Will Your Insurance Cover Everything?

In most states, you are required to have liability insurance for both property damage and personal injury. If you loan out your car to a friend they cause an accident, your liability insurance will cover the damages to the other party.

However, if their damages are greater than your policy limit, then your friend’s insurance policy will cover the difference. But be careful, because if they person driving your car doesn’t have their own car insurance, then you will be responsible for anything beyond your policy limit.

What To Do After An Accident

If you loaned out your car to a friend or loved one and they caused an accident, you should consider speaking to an attorney in your local jurisdiction to better understand your rights. Given the potential pitfalls involved with loaning out your car, you may want consider simply giving your friend a ride or having them use public transportation.

Top 7 Steps To Take After a Car Accident

If you’ve ever been in a car accident, you know how traumatic those moments immediately following the accident can be. You’re out of sorts, stressed, and may be injured. To help out, we outline the top 7 steps to take after a car accident. Our list is designed to help you protect both your legal rights and physical well-being.

Step 1: Seek medical assistance

The first step is obvious. If you have been injured, you should immediately seek medical treatment for your injuries. This is critical for several reasons. First, even car accident injuries that seem minor could have long-lasting consequences. Prompt attention could help speed up the recovery process and prevent minor injuries from becoming more serious. Second, it’s important to establish record of injury if you decide to pursue your case against the negligent party.

Step 2: Exchange Information

After an accident, make sure you exchange information with the other drivers involved in the accident. At a minimum, take a picture of their drivers license, insurance documents, and license plate. Additionally, you should get their phone number.

Step 3: Get Names of Witnesses

If you can, try to get the names and contact info of anyone that may have witnessed the accident. This information could be useful if litigation becomes necessary.

Step 4: Do Not Admit Fault

After an accident, you may be inclined to apologize and claim responsibility for the accident. Given the confusion, you may not understand what actually happened. As such, it’s best to not admit fault and instead speak to an attorney regrading the accident.

Step 5: Sign Any Tickets Issued By Police

You may be issued a ticket by police at the scene of the accident and may be asked to sign it. Signing the ticket is not an admission of guilt or fault, just simply acknowledgement that you received the ticket. As such, you should cooperate with law enforcement.

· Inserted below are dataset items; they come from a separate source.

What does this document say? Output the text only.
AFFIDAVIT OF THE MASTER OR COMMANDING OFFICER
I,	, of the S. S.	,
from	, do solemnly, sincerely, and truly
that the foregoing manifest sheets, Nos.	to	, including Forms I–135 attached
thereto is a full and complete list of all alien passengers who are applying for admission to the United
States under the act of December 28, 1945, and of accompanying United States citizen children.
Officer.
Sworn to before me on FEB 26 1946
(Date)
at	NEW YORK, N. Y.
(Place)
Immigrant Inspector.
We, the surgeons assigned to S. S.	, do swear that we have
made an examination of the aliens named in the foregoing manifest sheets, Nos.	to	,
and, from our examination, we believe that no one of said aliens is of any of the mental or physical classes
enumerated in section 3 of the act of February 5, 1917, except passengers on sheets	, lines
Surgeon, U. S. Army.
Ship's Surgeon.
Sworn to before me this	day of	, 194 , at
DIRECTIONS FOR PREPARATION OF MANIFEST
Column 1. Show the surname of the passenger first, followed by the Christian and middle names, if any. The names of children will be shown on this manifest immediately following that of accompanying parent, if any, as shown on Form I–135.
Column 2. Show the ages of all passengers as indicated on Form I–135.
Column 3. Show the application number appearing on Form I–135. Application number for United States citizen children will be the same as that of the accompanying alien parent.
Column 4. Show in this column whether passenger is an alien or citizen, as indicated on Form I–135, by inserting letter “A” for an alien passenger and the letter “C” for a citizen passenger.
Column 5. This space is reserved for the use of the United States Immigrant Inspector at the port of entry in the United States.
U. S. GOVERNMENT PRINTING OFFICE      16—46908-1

Step 6: Do Not Negotiate with the Insurance Company

You may be contacted by the negligent party’s insurance company. They have attorneys and professional insurance adjusters who do everything they can to minimize your claims and attempt to have you make statements against your interests. While you are within your rights to negotiate with an insurance company, you should consider speaking to an attorney who can deal with them on your behalf.

Step 7: Speak to a Personal Injury Attorney

As mentioned, the insurance company will have a team of attorneys. By finding a good lawyer you level the playing field. Further, an attorney can help you properly assess your injuries to ensure that you get the amount of compensation you deserve.